Prof. Niels Birbaumer ist Direktor des Instituts für Medizinische Psychologie und Verhaltensneurobiologie der Universität Tübingen und Direktor des Center for Cognitive Neuroscience der Universität Trento, Italien. Er ist z.Z. an die National Institutes of Health (NIH), Human Cortical Physiology, USA beurlaubt. Er hat viele Auszeichnungen für seine Forschungs- und Publikationstätigkeit erhalten, u.a. den Leibniz-Preis der DFG und den Albert Einstein World Award of Science. Er ist Mitglied der Akademie der Wissenschaften und Literatur, Mainz, der Leopoldina und Präsident der Society for Psychophysiological Research (SPR).

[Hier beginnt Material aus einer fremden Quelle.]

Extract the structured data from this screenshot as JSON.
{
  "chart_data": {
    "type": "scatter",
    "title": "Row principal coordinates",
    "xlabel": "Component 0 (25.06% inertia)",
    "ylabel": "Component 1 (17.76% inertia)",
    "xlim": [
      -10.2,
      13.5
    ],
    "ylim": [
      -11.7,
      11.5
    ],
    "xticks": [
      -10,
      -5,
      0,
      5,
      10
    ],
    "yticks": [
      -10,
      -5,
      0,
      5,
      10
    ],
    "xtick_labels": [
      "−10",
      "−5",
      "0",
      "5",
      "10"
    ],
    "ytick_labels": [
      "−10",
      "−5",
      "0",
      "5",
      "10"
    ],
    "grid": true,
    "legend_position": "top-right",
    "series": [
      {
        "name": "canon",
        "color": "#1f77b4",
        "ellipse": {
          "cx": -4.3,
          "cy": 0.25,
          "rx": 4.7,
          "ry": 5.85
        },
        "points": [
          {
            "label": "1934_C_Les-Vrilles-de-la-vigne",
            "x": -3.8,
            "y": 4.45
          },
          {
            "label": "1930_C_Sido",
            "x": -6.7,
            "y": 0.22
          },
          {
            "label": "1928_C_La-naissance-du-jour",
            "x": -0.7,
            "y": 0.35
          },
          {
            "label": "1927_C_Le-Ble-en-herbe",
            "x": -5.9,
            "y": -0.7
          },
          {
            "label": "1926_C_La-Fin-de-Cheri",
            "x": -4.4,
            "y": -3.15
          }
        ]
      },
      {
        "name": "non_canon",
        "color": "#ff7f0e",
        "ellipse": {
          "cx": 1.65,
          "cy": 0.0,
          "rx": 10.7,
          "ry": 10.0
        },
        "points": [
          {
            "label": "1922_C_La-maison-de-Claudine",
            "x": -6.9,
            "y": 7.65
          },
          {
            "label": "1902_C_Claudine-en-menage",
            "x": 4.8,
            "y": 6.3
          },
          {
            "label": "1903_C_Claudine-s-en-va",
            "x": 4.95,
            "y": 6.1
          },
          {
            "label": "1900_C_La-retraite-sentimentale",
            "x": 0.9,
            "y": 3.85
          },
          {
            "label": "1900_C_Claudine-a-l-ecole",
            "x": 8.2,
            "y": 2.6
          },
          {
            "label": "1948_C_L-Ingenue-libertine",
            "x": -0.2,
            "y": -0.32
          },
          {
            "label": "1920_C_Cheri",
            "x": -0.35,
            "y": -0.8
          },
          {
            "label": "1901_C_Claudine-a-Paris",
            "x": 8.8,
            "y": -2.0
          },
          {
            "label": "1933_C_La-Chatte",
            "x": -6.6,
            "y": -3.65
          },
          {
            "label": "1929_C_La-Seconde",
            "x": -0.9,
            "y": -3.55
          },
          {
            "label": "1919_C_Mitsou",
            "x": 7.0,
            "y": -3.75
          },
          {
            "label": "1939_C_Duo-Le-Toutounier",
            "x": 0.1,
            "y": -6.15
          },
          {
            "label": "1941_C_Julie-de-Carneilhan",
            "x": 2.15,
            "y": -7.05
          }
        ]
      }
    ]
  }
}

19.1.2006: Die digitale Kunst - Ursprünge und Perspektiven (Prof. Dr. Frieder Nake, Bremen)
Als 1965 in Galerien in Stuttgart und New York erstmals Bilder gezeigt wurden, die Computer nach Programmen errechnet hatten, bei denen noch dazu eine Form von Zufall eine Rolle spielte, da malten sich noch wenige aus, dass ein radikaler Gedanke sich eine Schneise in die Kunst hinein brach. Der Computerkunst - wie man sagte - begegnete die Kunstkritik mit größter Zurückhaltung, ja mit Ironie und Spott. Fünf Jahre später aber waren Beispiele dieser Zeichnungen mit Klassikern der Moderne auf der Biennale in Venedig zu sehen. Heute sind Computer aus der Kunstproduktion nicht mehr wegzudenken. - Der Vortrag wird die Geschichte der digitalen Kunst an Hand wichtiger Ereignisse nachzeichnen und eine Reihe von Künstlern in einzelnen ihrer Werke vorstellen. An den Beispielen wird er gestalterische Möglichkeiten und Probleme aufzeigen. Er wird im historischen Rückblick auf Einflüsse und Wirkungen eingehen und die neue Aufmerksamkeit ansprechen, die der digitalen Kunst heute widerfährt.
Frieder Nake ist Hochschullehrer für Grafische Datenverarbeitung im Studiengang Informatik der Universität Bremen. Er hat in Stuttgart Mathematik studiert und zählt zu den Pionieren der Computerkunst. Nach Tätigkeiten in Toronto und Vancouver kam er 1972 nach Bremen. Die Kunsthalle Bremen richtete ihm 2004/05 eine Retrospektive aus.